Mordell equation with prime-squared constant I'm interested in a specific case of the Mordell equation:
$$E: y^2=x^3+k$$
where $k=p^2$ for some prime $p$.
Most of the literature I've been able to find regarding the Mordell equation either explicitly assumes $k$ to be square-free or avoids the case altogether.
I want to show that the torsion subgroup of $E(\mathbb{Q})$ is (isomorphic to) $\mathbb{Z}/3\mathbb{Z}$.
By the Nagell-Lutz theorem, we can narrow down the possibilities to
$$y \in \{\pm{1},\pm{3},\pm{p},\pm{3p},\pm{p^2},\pm{3p^2}\}$$
By a factoring argument, I can prove that the $y=\pm{1}$ case yields no solutions (except a specific side-case for $p=3$ that yields a non-torsion point).
I can't seem to uncover an analogous argument, or really any argument,  for the $y=\pm{3}$ case, which boils down to solving
$$x^3=9-p^2=(3-p)(3+p)$$
Here's what I know:

*

*$x$ must be an integer if it is a rational solution;

*$9-x^3$ doesn't factor over $\mathbb{Z}$ so we can't use the same argument as in the $p=\pm{1}$ case;

*$p=2$ yields no solutions, so we can assume that $p$ is odd, which leads to $x$ being even, which in turn shows that $8\vert(3-p)(3+p)$.

I've tried to extend out point #3 above but keep on running into dead ends. Are there other techniques that I'm missing here? Any pointers would be helpful.
Thanks!
 A: Here is an alternative view.
Let $T(x,y)$ be a torsion point on the given curve $E$ over $\Bbb Q$ with (affine) equation
$$ E\ :\qquad Y^2 = X^3 + k\ ,\ k=p^2\ ,\ p>3\text{ prime .}$$
From the OP, we already know that only points $(x,y)$ with $y$ among one of the $12$ divisors in $\Bbb Z$ of $3p^2$ are possible. (Since $y^2$ divides the discriminant $-27k^2=-27p^4$.)
And $y$ determines the value of $x$, since $x\to x^3$ is injective on $\Bbb Z$. The values $\pm p$ and $\pm p^2$ are excluded. So there remain only $8$ possibilities.

The $3$-torsion points are simple $(0,\pm p)$. (Easy computations inserted for the convenience of a community reader only at the end.)
So the torsion order is either $3$ or $6$. In case of a $6$-torsion, we would have a point of $2$-torsion.

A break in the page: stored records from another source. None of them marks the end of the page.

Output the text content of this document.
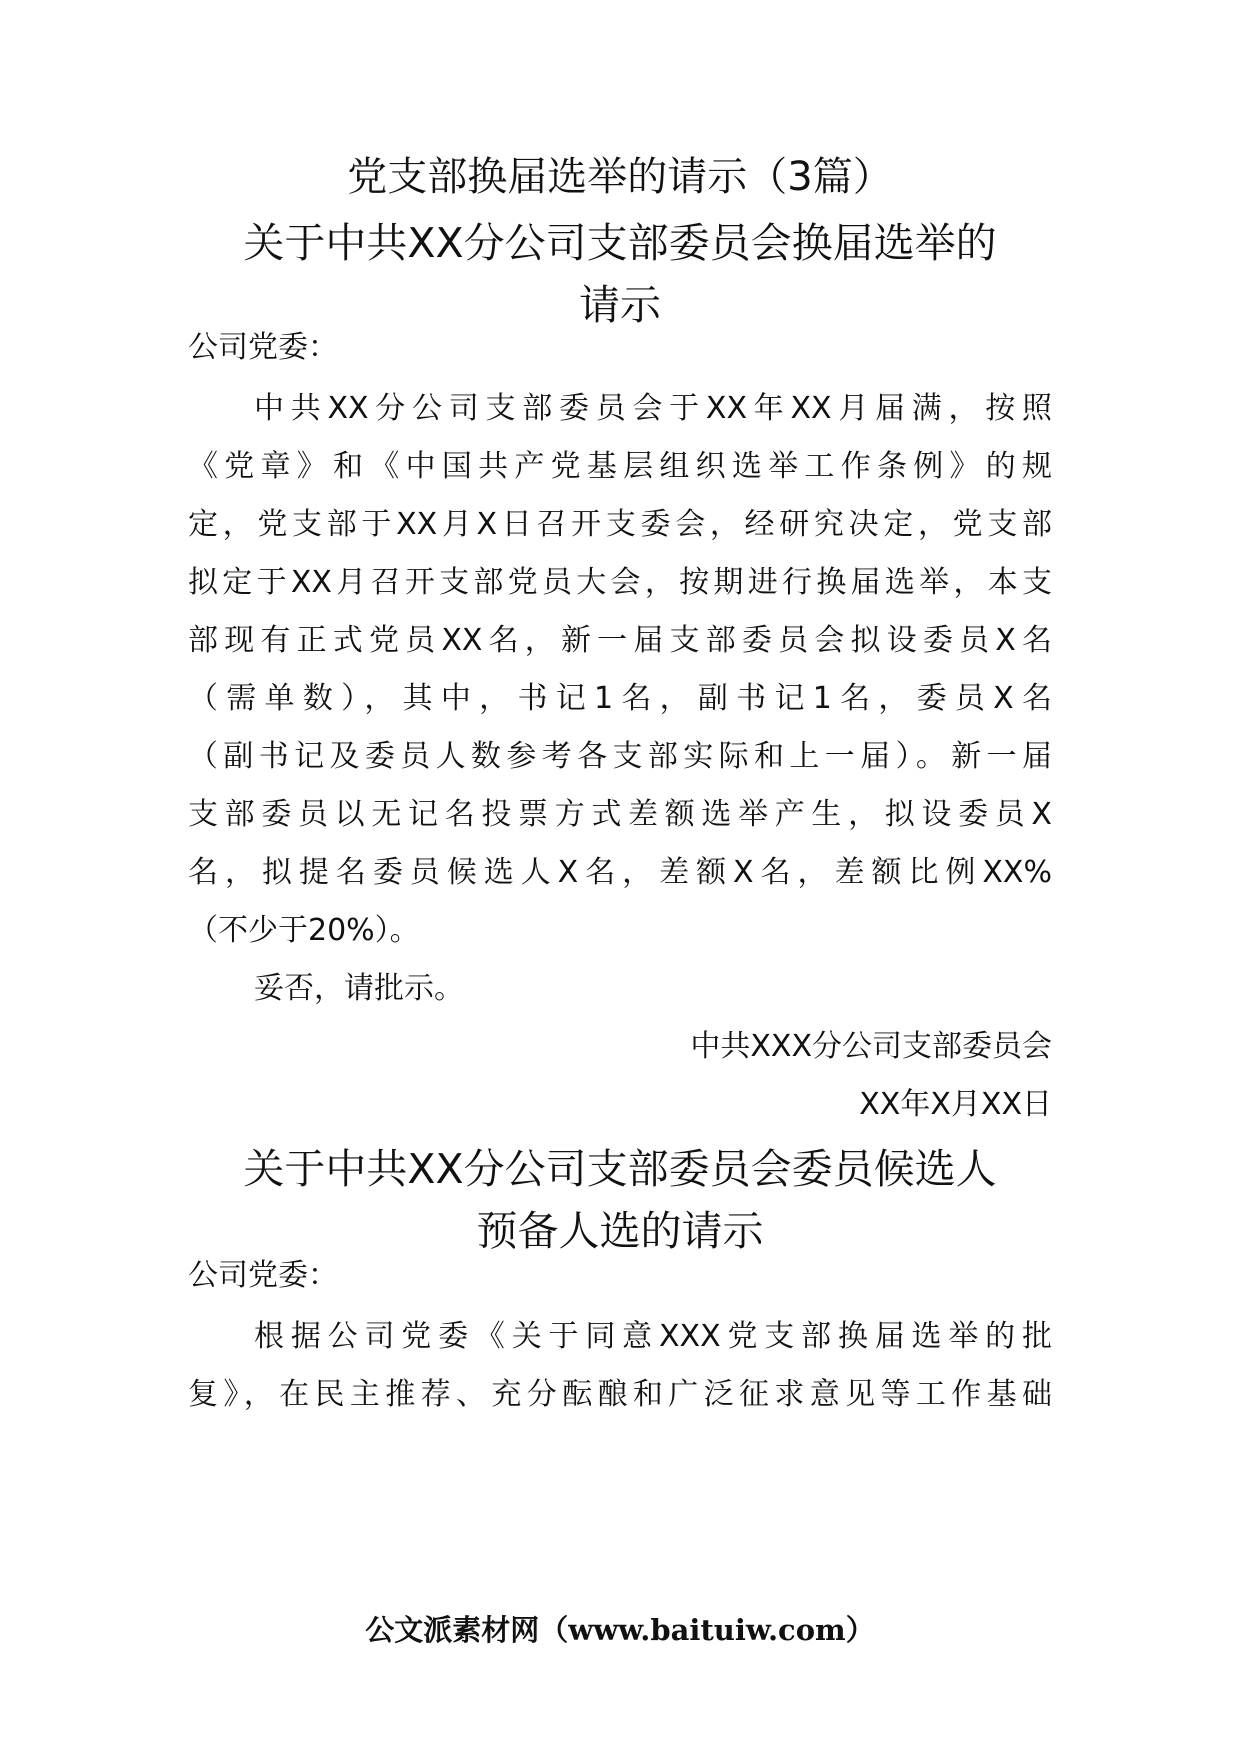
党支部换届选举的请示（3篇）
关于中共XX分公司支部委员会换届选举的
请示

公司党委：

中共XX分公司支部委员会于XX年XX月届满，按照

《党章》和《中国共产党基层组织选举工作条例》的规

定，党支部于XX月X日召开支委会，经研究决定，党支部

拟定于XX月召开支部党员大会，按期进行换届选举，本支

部现有正式党员XX名，新一届支部委员会拟设委员X名

（需单数），其中，书记1名，副书记1名，委员X名

（副书记及委员人数参考各支部实际和上一届）。新一届

支部委员以无记名投票方式差额选举产生，拟设委员X

名，拟提名委员候选人X名，差额X名，差额比例XX%

（不少于20%）。

妥否，请批示。

中共XXX分公司支部委员会

XX年X月XX日

关于中共XX分公司支部委员会委员候选人
预备人选的请示

公司党委：

根据公司党委《关于同意XXX党支部换届选举的批

复》，在民主推荐、充分酝酿和广泛征求意见等工作基础

公文派素材网（www.baituiw.com）
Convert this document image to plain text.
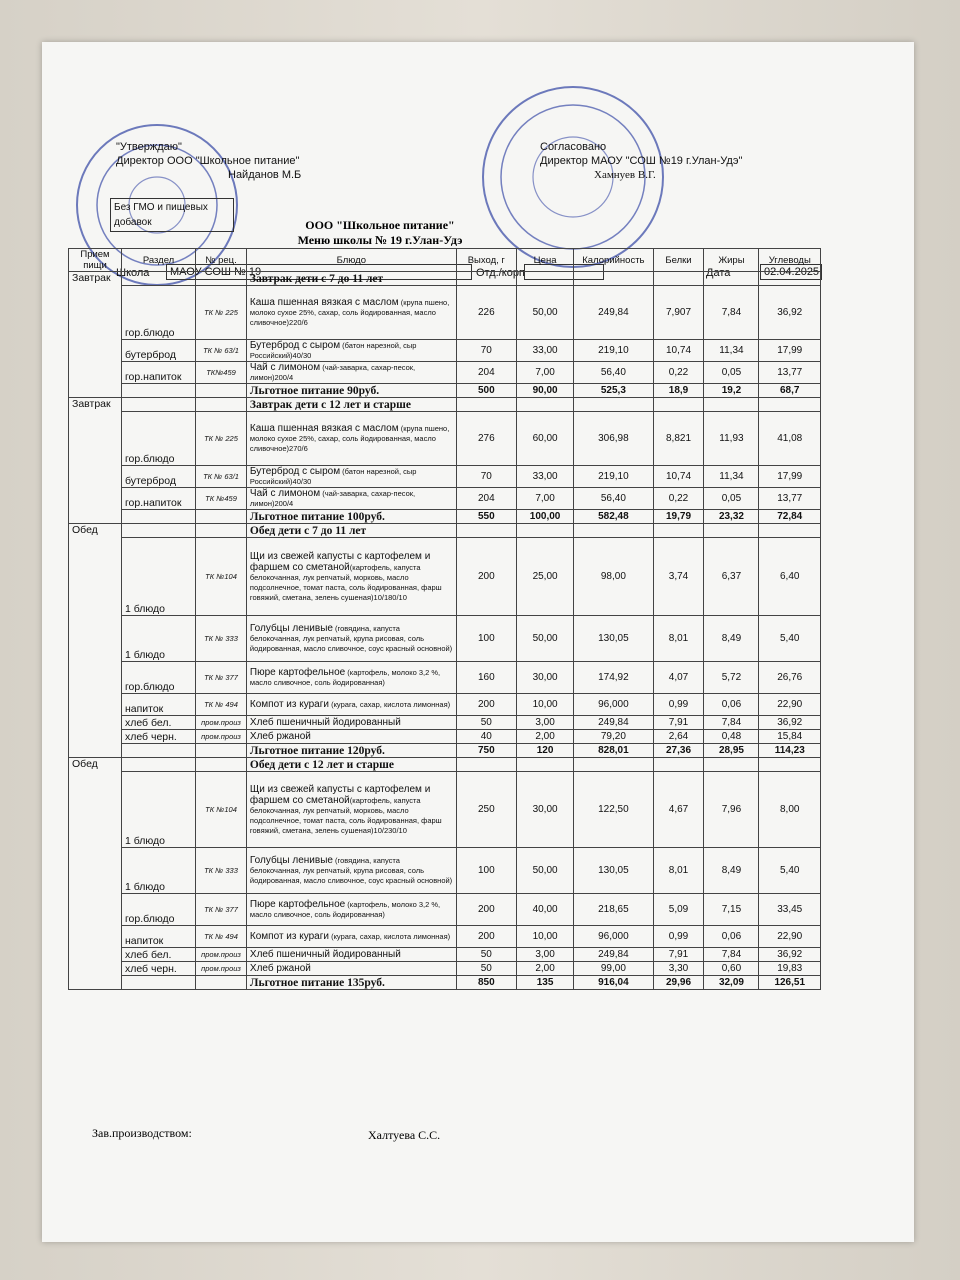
"Утверждаю"
Директор ООО "Школьное питание"
Найданов М.Б
Согласовано
Директор МАОУ "СОШ №19 г.Улан-Удэ"
Хамнуев В.Г.
Без ГМО и пищевых добавок	ООО "Школьное питание"
Меню школы № 19 г.Улан-Удэ
Школа	МАОУ СОШ № 19	Отд./корп	Дата	02.04.2025
Прием пищи	Раздел	№ рец.	Блюдо	Выход, г	Цена	Калорийность	Белки	Жиры	Углеводы
Завтрак			Завтрак дети с 7 до 11 лет						
	гор.блюдо	ТК № 225	Каша пшенная вязкая с маслом (крупа пшено, молоко сухое 25%, сахар, соль йодированная, масло сливочное)220/6	226	50,00	249,84	7,907	7,84	36,92
	бутерброд	ТК № 63/1	Бутерброд с сыром (батон нарезной, сыр Российский)40/30	70	33,00	219,10	10,74	11,34	17,99
	гор.напиток	ТК№459	Чай с лимоном (чай-заварка, сахар-песок, лимон)200/4	204	7,00	56,40	0,22	0,05	13,77
			Льготное питание 90руб.	500	90,00	525,3	18,9	19,2	68,7
Завтрак			Завтрак дети с 12 лет и старше						
	гор.блюдо	ТК № 225	Каша пшенная вязкая с маслом (крупа пшено, молоко сухое 25%, сахар, соль йодированная, масло сливочное)270/6	276	60,00	306,98	8,821	11,93	41,08
	бутерброд	ТК № 63/1	Бутерброд с сыром (батон нарезной, сыр Российский)40/30	70	33,00	219,10	10,74	11,34	17,99
	гор.напиток	ТК №459	Чай с лимоном (чай-заварка, сахар-песок, лимон)200/4	204	7,00	56,40	0,22	0,05	13,77
			Льготное питание 100руб.	550	100,00	582,48	19,79	23,32	72,84
Обед			Обед дети с 7 до 11 лет						
	1 блюдо	ТК №104	Щи из свежей капусты с картофелем и фаршем со сметаной(картофель, капуста белокочанная, лук репчатый, морковь, масло подсолнечное, томат паста, соль йодированная, фарш говяжий, сметана, зелень сушеная)10/180/10	200	25,00	98,00	3,74	6,37	6,40
	1 блюдо	ТК № 333	Голубцы ленивые (говядина, капуста белокочанная, лук репчатый, крупа рисовая, соль йодированная, масло сливочное, соус красный основной)	100	50,00	130,05	8,01	8,49	5,40
	гор.блюдо	ТК № 377	Пюре картофельное (картофель, молоко 3,2 %, масло сливочное, соль йодированная)	160	30,00	174,92	4,07	5,72	26,76
	напиток	ТК № 494	Компот из кураги (курага, сахар, кислота лимонная)	200	10,00	96,000	0,99	0,06	22,90
	хлеб бел.	пром.произ	Хлеб пшеничный йодированный	50	3,00	249,84	7,91	7,84	36,92
	хлеб черн.	пром.произ	Хлеб ржаной	40	2,00	79,20	2,64	0,48	15,84
			Льготное питание 120руб.	750	120	828,01	27,36	28,95	114,23
Обед			Обед дети с 12 лет и старше						
	1 блюдо	ТК №104	Щи из свежей капусты с картофелем и фаршем со сметаной(картофель, капуста белокочанная, лук репчатый, морковь, масло подсолнечное, томат паста, соль йодированная, фарш говяжий, сметана, зелень сушеная)10/230/10	250	30,00	122,50	4,67	7,96	8,00
	1 блюдо	ТК № 333	Голубцы ленивые (говядина, капуста белокочанная, лук репчатый, крупа рисовая, соль йодированная, масло сливочное, соус красный основной)	100	50,00	130,05	8,01	8,49	5,40
	гор.блюдо	ТК № 377	Пюре картофельное (картофель, молоко 3,2 %, масло сливочное, соль йодированная)	200	40,00	218,65	5,09	7,15	33,45
	напиток	ТК № 494	Компот из кураги (курага, сахар, кислота лимонная)	200	10,00	96,000	0,99	0,06	22,90
	хлеб бел.	пром.произ	Хлеб пшеничный йодированный	50	3,00	249,84	7,91	7,84	36,92
	хлеб черн.	пром.произ	Хлеб ржаной	50	2,00	99,00	3,30	0,60	19,83
			Льготное питание 135руб.	850	135	916,04	29,96	32,09	126,51
Зав.производством:	Халтуева С.С.
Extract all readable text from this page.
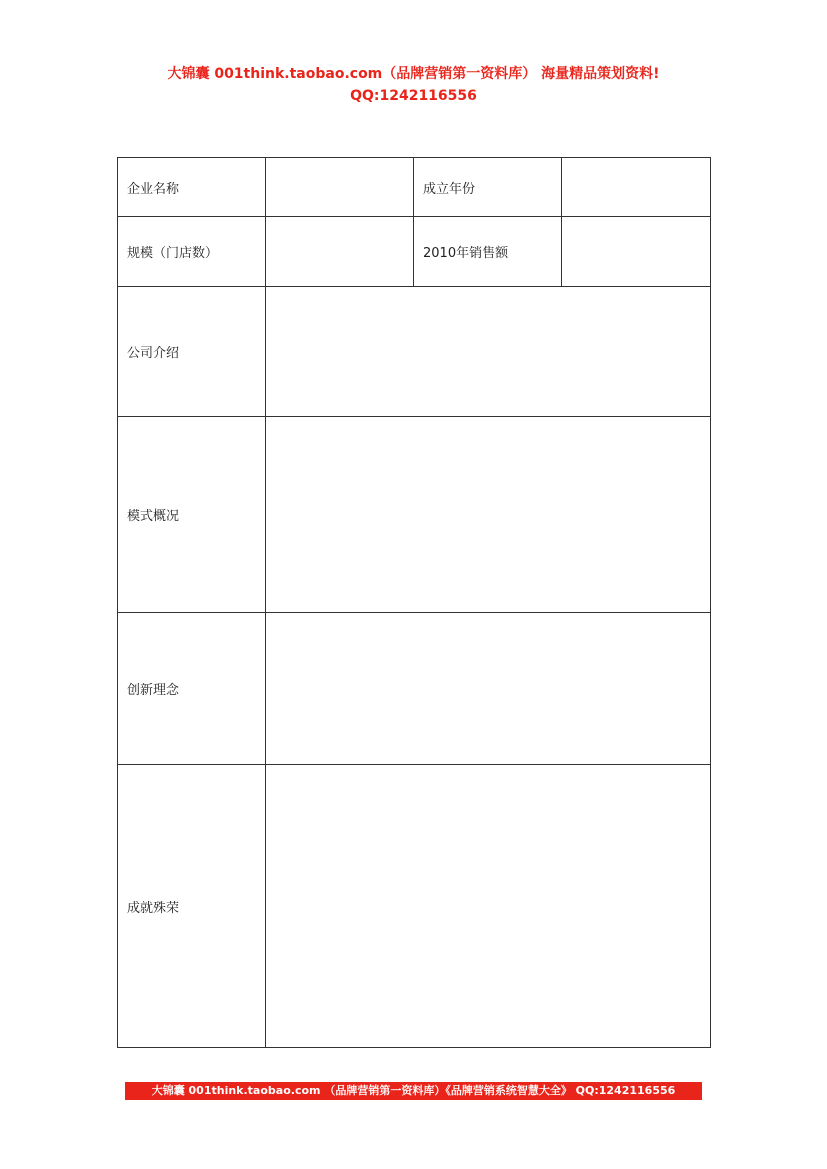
大锦囊 001think.taobao.com（品牌营销第一资料库） 海量精品策划资料!
QQ:1242116556
企业名称		成立年份	
规模（门店数）		2010年销售额	
公司介绍			
模式概况			
创新理念			
成就殊荣			
大锦囊 001think.taobao.com （品牌营销第一资料库）《品牌营销系统智慧大全》 QQ:1242116556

This is easily excluded, since the polynomial $X^3-p^2$ has no rational roots. So the torsion order is $3$.
$\square$

Addendum: Computation of the $3$-torsion points.
We compute both sides of the equality $T= -2T$.
The point $T$ is $(x,y)$. Let us compute $-2T=(x',y')$.
The slope $m$ in $(x,y)$ comes from the formal differential $2Y\; dY=3X^3\; dX$, it is
$$m=\frac{3x^2}{2y}\ .$$
The components of $-2T$ are thus given by the intersection of the line $(Y-y)=m(X-x)$ with $E$. plugging in $Y = m(X-x)+y$ into the equation of $E$ we have $(m(X-x)+y)^2=X^3+k$, and the three solutions are $x,x,x'$. Vieta for the coefficient in $X^2$ gives $x'$, so
$$
\begin{aligned}
x' &= m^2-x-x=\frac{9x^4}{4y^2}-2x\ ,\\
y' &= y + m(x'-x)\ .
\end{aligned}
$$
From $y'=y$ we get either $x'=x$, so $T=O$, or else $m=0$, so $x=0$. The corresponding points are $T_\pm =(0,\pm A)$, both torsion points. (Opposite to each other.)

Addendum:
An other possibility to eliminate a torsion point of the shape $(x,\pm3)=\pm(x,3)$ is as follows. It is enough to consider only the plus sign, we start with $y=3$, and $P(x,3)$ torsion, and compute $2P=(x',y')$, which is also torsion. We expect an "ugly" expression, but $y'$ is also constrained to be one of the divisors of $3p^2$. With the above notations...
$$
\begin{aligned} 
m &=\frac{3x^2}{2y}=\frac{x^2}2\ ,\\
x' &= m^2-2x=\frac {x^4}4-2x\ ,\\
y' &= y+m(x'-x)=3+\frac {x^2}2\left(\frac{x^4}4-3x\right)\\
&=3+\frac{(9-p^2)}2\cdot\frac{(9-p^2)-12}4
=\frac 18(p^4-6p^2-3)
\end{aligned} 
$$
The last number is integer and a divisor of $3p^2$. It is $-3/8\ne 0$ in the field $\Bbb F_p$. So it is relatively prime to $p$, thus a divisor of $3$, and there are four cases ($\pm 1$, $\pm 3$) to be checked.